La dure condition de petite main de la Toile
Pas moins de 260 000 travailleurs, dont 15 000 réguliers, exerceraient en France des missions indispensables aux contenus d'Internet. Modérer les commentaires sur les réseaux sociaux, légender une photo, corriger un texte prochainement mis en ligne... Autant de petites tâches améliorant les performances de l'intelligence artificielle et menées à bien par une population invisible. Cette main-d'oeuvre vient de faire l'objet d'une première enquête, coordonnée par Télécom-ParisTech et le CNRS et baptisée DiPLab (pour Digital Platform Labor).
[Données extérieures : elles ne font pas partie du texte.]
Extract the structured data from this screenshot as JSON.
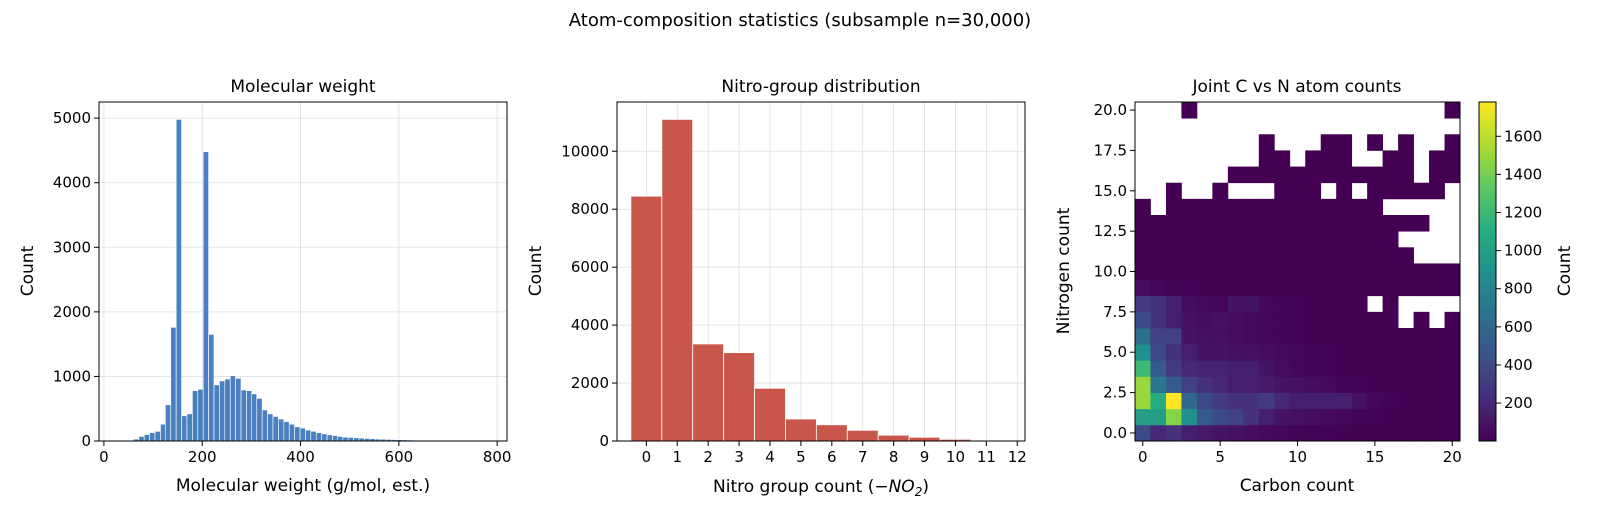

Celle-ci a recueilli en ligne les réponses de près d'un millier de ces "travailleurs du clic", synthétisées dans un document intitulé Le micro-travail en France.
Côté profil, d'abord, il apparaît que les 25-44 ans prédominent dans l'activité (63,4 %), tout comme les femmes (56,1 %), la plupart étant a priori issus des grandes agglomérations, Lyon et Lille précédant Paris. Dans 43,5 % des cas, les 25-64 ans interrogés sont diplômés à bac + 2. Par ailleurs, 27,9 % sont inactifs et 22 % déclarent vivre au-dessous du seuil de pauvreté. Le revenu mensuel moyen récolté grâce au clic s'établit à 21 euros environ par mois. Avec de fortes disparités entre ceux qui ne consacrent que quelques heures par semaine à cette activité et d'autres qui y passent davantage de temps.
Pour être rétribués, les "travailleurs du clic" sont recrutés par l'une des 23 plateformes de microtravail dédiées, dont 14 sont françaises. Lesquelles ont négocié leurs services à des sites clients dont les noms et les ambitions sont méconnus des microtravailleurs. Isolés, ces derniers ne peuvent s'opposer à des décisions péremptoires. Comme lorsqu'un client mécontent d'une tâche ne la paie pas à la plateforme. A terme, le "travailleur du clic" concerné se voit généralement banni de celle-ci. Ce qui n'est pas sans conséquences, si l'on s'en tient à certaines déclarations : 59 % des inscrits de la plateforme Foule Factory affirment que le clic permet de compléter leurs revenus.